Osterpinze Recipe – Austrian Easter Bread


Osterpinze is a delicious Easter bread, made with an enriched yeast dough (milk, eggs, egg yolks and butter) and flavoured with anise wine and lemon zest.

It’s traditionally baked for Easter in the South of Austria (Styria), although its origins can be traced back to the region of Friuli in Northeast Italy. The traditional way the dough is cut into three sections gives the Pinze its unique appearance.

Osterpinze anise flavour
Osterpinze – a traditional Austrian Easter bread

Baked especially for Easter, it can be eaten at breakfast, afternoon coffee or for Easter-Jause served with ham, freshly grated horseradish, hard-boiled eggs and radishes.
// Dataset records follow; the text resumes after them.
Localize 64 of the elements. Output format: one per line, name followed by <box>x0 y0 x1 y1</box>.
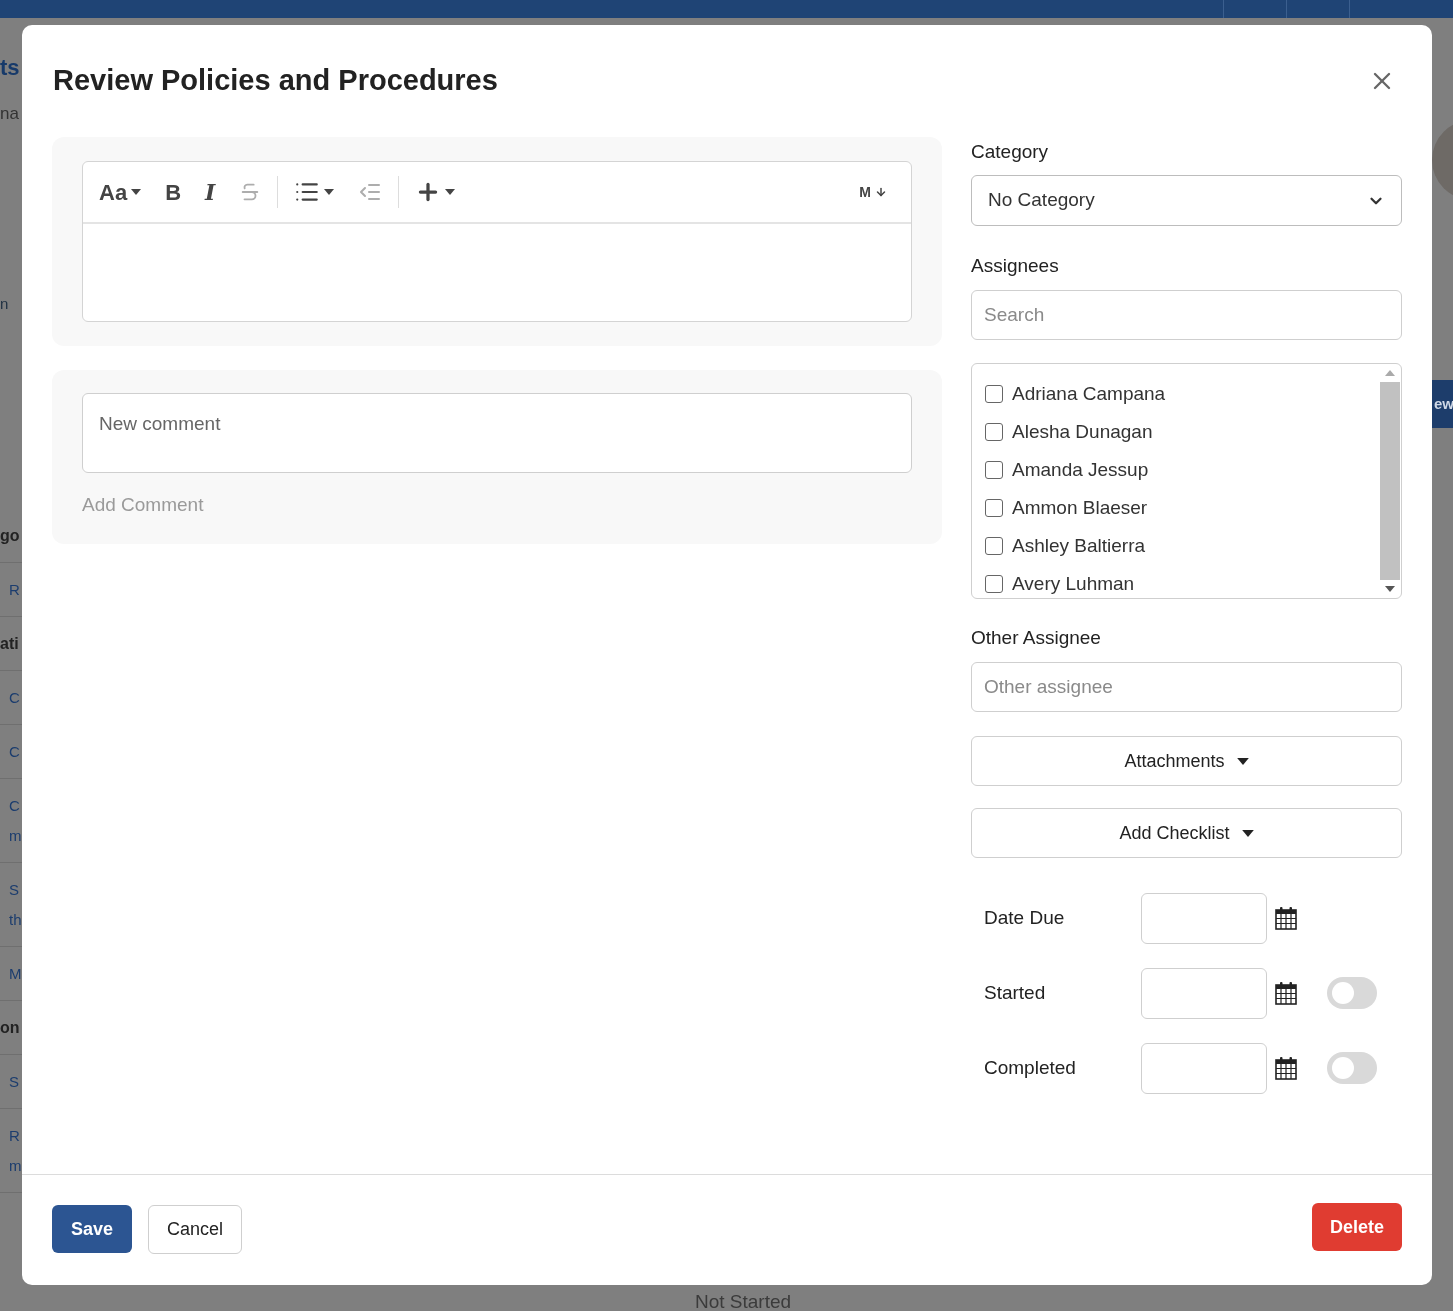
date-field[interactable] <box>1141 1042 1267 1094</box>
date-label: Completed <box>984 1055 1077 1080</box>
background-text: R <box>9 579 21 600</box>
background-text: go <box>0 526 21 546</box>
assignee-option[interactable]: Alesha Dunagan <box>985 418 1379 446</box>
date-field[interactable] <box>1141 967 1267 1019</box>
search-field[interactable]: Search <box>971 290 1402 340</box>
calendar-icon[interactable] <box>1275 906 1297 930</box>
arrow-down-icon <box>875 186 887 198</box>
date-field[interactable] <box>1141 892 1267 944</box>
caret-icon <box>1241 829 1254 837</box>
background-text: R <box>9 1125 21 1146</box>
dialog-title: Review Policies and Procedures <box>53 63 498 99</box>
background-text: S <box>9 879 20 900</box>
calendar-icon[interactable] <box>1275 1056 1297 1080</box>
dropdown-button[interactable]: Attachments <box>971 736 1402 786</box>
background-text: on <box>0 1018 21 1038</box>
font-size-button[interactable]: Aa <box>91 172 150 212</box>
field-label: Other Assignee <box>971 626 1102 650</box>
background-text: m <box>9 825 22 846</box>
save-button[interactable]: Save <box>52 1205 133 1253</box>
toggle-switch[interactable] <box>1327 1052 1377 1084</box>
bold-button[interactable]: B <box>157 172 189 212</box>
checkbox[interactable] <box>985 575 1003 593</box>
other-assignee-field[interactable]: Other assignee <box>971 662 1402 712</box>
background-text: C <box>9 687 21 708</box>
assignee-option[interactable]: Adriana Campana <box>985 380 1379 408</box>
field-label: Category <box>971 140 1050 164</box>
dropdown-button[interactable]: Add Checklist <box>971 808 1402 858</box>
background-text: ati <box>0 634 20 654</box>
background-text: n <box>0 294 10 314</box>
caret-icon <box>1385 370 1395 376</box>
checkbox[interactable] <box>985 461 1003 479</box>
field-label: Assignees <box>971 254 1060 278</box>
text-editor[interactable]: Aa B I M <box>82 161 912 322</box>
assignee-option[interactable]: Ammon Blaeser <box>985 494 1379 522</box>
checkbox[interactable] <box>985 537 1003 555</box>
checkbox[interactable] <box>985 499 1003 517</box>
status-text: Not Started <box>695 1290 792 1311</box>
background-text: S <box>9 1071 20 1092</box>
italic-button[interactable]: I <box>197 172 224 212</box>
background-text: C <box>9 795 21 816</box>
cancel-button[interactable]: Cancel <box>148 1204 243 1254</box>
delete-button[interactable]: Delete <box>1311 1203 1402 1251</box>
assignee-option[interactable]: Ashley Baltierra <box>985 532 1379 560</box>
background-text: C <box>9 741 21 762</box>
date-label: Date Due <box>984 905 1066 930</box>
background-text: na <box>0 103 20 125</box>
assignee-option[interactable]: Avery Luhman <box>985 570 1379 598</box>
checkbox[interactable] <box>985 385 1003 403</box>
calendar-icon[interactable] <box>1275 981 1297 1005</box>
comment-field[interactable]: New comment <box>82 393 912 473</box>
background-text: M <box>9 963 22 984</box>
markdown-button[interactable]: M <box>851 172 895 212</box>
caret-icon <box>1236 757 1249 765</box>
caret-icon <box>1385 586 1395 592</box>
category-select[interactable]: No Category <box>971 175 1402 226</box>
background-text: ts <box>0 54 21 82</box>
toggle-switch[interactable] <box>1327 977 1377 1009</box>
checkbox[interactable] <box>985 423 1003 441</box>
background-text: m <box>9 1155 22 1176</box>
assignee-option[interactable]: Amanda Jessup <box>985 456 1379 484</box>
background-text: th <box>9 909 22 930</box>
date-label: Started <box>984 980 1047 1005</box>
The dough is just lightly sweetened, so it goes well with many dishes. The anise wine flavour is subtle and I recommend it even to those of you who are – like me – not a big fan of licorice.

A mid-morning or mid-afternoon snack of a slice of bread topped with cheese or ham is referred to as a Jause, and a more substantial version akin to a British “Ploughman’s Lunch” is called a Brettljause after the wooden board on which it is traditionally served. Source: Wikipedia

Ingredients for Osterpinzen

Day 1


  • 15g sourdough
  • 85g strong white wheat flour
  • 60g water

Combine all the ingredients in a small bowl, mix well, cover and keep at room temperature for the next day (about 16 hours).

Milk Roux

  • 100g whole milk
  • 30g strong white wheat flour

In a small saucepan, whisk the milk and flour until lump free, heating it up while whisking. Cover with cling film and let it cool down to room temperature before placing it in the fridge for the next day.
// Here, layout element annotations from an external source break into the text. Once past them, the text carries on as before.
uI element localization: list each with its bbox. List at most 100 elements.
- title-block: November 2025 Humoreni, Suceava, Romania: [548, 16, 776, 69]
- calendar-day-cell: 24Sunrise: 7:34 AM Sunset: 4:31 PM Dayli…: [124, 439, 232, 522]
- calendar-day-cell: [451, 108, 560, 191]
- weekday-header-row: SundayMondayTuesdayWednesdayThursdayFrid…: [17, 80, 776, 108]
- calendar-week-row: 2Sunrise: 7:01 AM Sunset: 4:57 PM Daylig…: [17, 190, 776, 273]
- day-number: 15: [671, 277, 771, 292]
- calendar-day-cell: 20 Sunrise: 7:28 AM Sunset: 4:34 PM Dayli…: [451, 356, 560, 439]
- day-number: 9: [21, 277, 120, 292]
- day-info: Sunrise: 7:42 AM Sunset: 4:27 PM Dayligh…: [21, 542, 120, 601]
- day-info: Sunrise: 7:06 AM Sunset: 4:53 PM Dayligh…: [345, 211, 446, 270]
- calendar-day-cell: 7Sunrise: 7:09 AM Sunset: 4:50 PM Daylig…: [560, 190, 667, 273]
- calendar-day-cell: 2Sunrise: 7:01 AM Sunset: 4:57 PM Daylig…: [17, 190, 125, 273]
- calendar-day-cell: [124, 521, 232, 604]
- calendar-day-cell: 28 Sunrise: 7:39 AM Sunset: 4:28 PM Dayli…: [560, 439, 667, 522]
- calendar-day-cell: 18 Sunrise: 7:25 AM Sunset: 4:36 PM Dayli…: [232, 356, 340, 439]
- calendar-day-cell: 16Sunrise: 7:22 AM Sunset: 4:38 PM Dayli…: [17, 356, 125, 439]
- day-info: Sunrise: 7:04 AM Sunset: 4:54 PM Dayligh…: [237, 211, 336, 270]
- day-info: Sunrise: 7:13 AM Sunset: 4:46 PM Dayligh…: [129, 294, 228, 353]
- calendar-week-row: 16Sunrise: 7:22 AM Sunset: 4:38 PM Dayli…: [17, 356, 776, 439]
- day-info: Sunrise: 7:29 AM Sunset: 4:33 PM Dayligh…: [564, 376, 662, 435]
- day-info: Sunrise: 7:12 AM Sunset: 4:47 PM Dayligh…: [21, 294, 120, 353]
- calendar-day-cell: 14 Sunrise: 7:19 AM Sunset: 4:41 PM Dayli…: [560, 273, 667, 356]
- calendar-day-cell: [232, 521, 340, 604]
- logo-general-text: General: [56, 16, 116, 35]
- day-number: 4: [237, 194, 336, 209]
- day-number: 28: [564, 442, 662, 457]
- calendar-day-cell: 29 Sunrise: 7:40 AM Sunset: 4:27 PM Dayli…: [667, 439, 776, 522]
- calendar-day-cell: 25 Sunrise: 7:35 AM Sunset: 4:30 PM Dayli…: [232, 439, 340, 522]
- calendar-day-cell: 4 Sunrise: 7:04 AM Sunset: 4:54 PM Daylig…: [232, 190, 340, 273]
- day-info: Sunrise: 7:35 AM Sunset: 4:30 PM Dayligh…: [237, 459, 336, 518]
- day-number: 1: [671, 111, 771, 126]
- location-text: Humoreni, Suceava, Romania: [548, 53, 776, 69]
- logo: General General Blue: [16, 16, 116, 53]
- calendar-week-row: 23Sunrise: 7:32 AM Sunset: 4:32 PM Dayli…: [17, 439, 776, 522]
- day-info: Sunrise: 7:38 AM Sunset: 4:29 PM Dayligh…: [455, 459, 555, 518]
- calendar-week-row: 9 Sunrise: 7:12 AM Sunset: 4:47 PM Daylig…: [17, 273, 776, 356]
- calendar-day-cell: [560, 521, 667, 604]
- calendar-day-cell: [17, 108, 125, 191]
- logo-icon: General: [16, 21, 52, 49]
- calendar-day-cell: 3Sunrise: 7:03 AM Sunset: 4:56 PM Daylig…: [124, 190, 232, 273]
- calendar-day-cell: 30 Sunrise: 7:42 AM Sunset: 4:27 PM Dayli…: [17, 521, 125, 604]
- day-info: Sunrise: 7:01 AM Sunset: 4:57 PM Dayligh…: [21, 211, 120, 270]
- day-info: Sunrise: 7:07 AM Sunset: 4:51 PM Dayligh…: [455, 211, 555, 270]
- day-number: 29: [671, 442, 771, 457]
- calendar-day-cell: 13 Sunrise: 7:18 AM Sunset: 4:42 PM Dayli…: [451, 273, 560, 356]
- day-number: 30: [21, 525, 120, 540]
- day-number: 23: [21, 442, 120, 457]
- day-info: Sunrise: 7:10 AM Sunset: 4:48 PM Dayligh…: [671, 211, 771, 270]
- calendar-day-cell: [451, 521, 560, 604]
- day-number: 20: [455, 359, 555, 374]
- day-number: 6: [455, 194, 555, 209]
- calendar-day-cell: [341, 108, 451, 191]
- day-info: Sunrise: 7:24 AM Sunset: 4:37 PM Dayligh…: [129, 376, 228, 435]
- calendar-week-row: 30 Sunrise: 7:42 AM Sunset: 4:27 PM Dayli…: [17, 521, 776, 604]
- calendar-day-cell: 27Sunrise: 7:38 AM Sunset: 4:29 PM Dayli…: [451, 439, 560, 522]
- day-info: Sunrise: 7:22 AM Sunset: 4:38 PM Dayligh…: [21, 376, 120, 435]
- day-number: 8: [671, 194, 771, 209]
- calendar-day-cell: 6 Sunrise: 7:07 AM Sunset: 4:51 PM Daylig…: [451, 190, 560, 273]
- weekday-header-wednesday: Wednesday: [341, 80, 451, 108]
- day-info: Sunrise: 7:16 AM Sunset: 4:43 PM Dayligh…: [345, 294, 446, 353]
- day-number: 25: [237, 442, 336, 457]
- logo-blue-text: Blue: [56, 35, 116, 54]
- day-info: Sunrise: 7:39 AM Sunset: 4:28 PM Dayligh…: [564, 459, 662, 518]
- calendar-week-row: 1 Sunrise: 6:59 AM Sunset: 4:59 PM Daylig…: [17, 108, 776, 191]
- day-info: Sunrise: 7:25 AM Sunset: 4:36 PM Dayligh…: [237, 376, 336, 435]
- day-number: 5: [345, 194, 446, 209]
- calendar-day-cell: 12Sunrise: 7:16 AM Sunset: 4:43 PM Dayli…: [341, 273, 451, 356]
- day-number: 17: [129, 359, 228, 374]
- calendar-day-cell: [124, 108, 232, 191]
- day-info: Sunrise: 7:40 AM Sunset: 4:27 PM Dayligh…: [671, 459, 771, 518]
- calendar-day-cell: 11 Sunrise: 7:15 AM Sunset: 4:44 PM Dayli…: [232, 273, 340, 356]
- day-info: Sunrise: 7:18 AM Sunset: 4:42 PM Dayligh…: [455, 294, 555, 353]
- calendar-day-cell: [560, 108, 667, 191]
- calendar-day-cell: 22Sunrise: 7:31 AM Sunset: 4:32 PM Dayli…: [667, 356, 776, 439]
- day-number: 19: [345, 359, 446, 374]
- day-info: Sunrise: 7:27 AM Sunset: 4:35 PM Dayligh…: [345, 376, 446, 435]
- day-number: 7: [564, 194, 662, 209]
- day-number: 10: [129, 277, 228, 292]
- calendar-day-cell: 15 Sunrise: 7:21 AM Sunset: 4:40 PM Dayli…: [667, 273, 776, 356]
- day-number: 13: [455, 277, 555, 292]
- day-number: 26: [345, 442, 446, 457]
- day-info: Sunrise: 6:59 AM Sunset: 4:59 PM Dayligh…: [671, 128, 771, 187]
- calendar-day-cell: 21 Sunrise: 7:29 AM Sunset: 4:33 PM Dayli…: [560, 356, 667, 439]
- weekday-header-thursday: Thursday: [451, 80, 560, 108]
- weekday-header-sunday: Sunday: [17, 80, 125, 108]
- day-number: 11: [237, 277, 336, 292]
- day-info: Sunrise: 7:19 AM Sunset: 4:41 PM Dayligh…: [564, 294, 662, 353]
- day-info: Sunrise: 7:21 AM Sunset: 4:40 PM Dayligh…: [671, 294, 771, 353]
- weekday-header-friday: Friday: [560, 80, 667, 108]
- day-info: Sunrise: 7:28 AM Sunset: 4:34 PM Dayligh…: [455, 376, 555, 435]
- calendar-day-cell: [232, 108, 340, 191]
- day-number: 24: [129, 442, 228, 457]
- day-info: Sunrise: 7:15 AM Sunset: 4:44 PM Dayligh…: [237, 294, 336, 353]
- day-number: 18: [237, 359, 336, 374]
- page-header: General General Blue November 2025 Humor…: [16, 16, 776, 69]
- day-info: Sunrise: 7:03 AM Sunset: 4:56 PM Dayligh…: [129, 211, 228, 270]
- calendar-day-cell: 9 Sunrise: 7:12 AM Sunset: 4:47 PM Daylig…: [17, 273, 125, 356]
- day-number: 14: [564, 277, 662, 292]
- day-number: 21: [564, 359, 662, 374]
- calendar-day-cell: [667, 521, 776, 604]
  • 40g strong white wheat flour
  • 5g dried yeast
  • 30g whole milk

Mix all of the ingredients in a small bowl, cover and keep at room temperature.

Anise wine

  • 1 tbsp (5g) anise, roughly cracked with pestle and mortar
  • 125g white wine (e.g. Riesling or Pinot Blanc – use a wine with little acidity)

In a small bowl, combine the wine with the anise, cover and keep at room temperature. This will extract the anise flavour.

Anise seeds
Anise seeds
Anise wine
Anise wine: anise seeds soaked in white wine for a day

Day 2

Main dough

  • Sourdough
  • Milk roux
  • Sponge
  • Anise wine
  • 390g strong white wheat flour
  • 2 egg yolks
  • 65g sugar (I use icing sugar)
  • 2 eggs
  • 90g butter, softened
  • 6g salt
  • 1 lemon, zest only


  • 1 egg, lightly beaten

How to make Osterpinzen

  1. Prepare the sourdough, milk roux, sponge and anise wine on day 1.
  2. On day 2, sieve the wine and discard the anise.
  3. Combine all the main dough ingredients (don’t forget to place a little bit of the sourdough back in the fridge for your next sourdough bake).
  4. Knead for 10 minutes.
  5. Place the dough in a bowl.
  6. Cover the bowl well and leave to rest for an hour or two (depending on the temperature in your room, until the volume has increased significantly).
  7. Divide the dough into two/three equal parts and shape into boules (LINK).
  8. Place the boules onto a baking tray lined with baking paper (make sure there is sufficient space between them).
  9. Cover with a cloth and leave to proof at room temperature for an hour or more.
  10. Brush with the egg and leave it soak in slightly.
  11. Then cut the dough three times from the centre to the edge with a pair of scissors.
  12. Bake at 200°C. Reduce the heat after 5 mins to 180°C and bake for a further 35 mins.
  13. Cool on a wire rack.

I served Osterpinze with honey this morning and with a ham and cheese board this afternoon. In both instances, the slices of Osterpinze were a perfect match.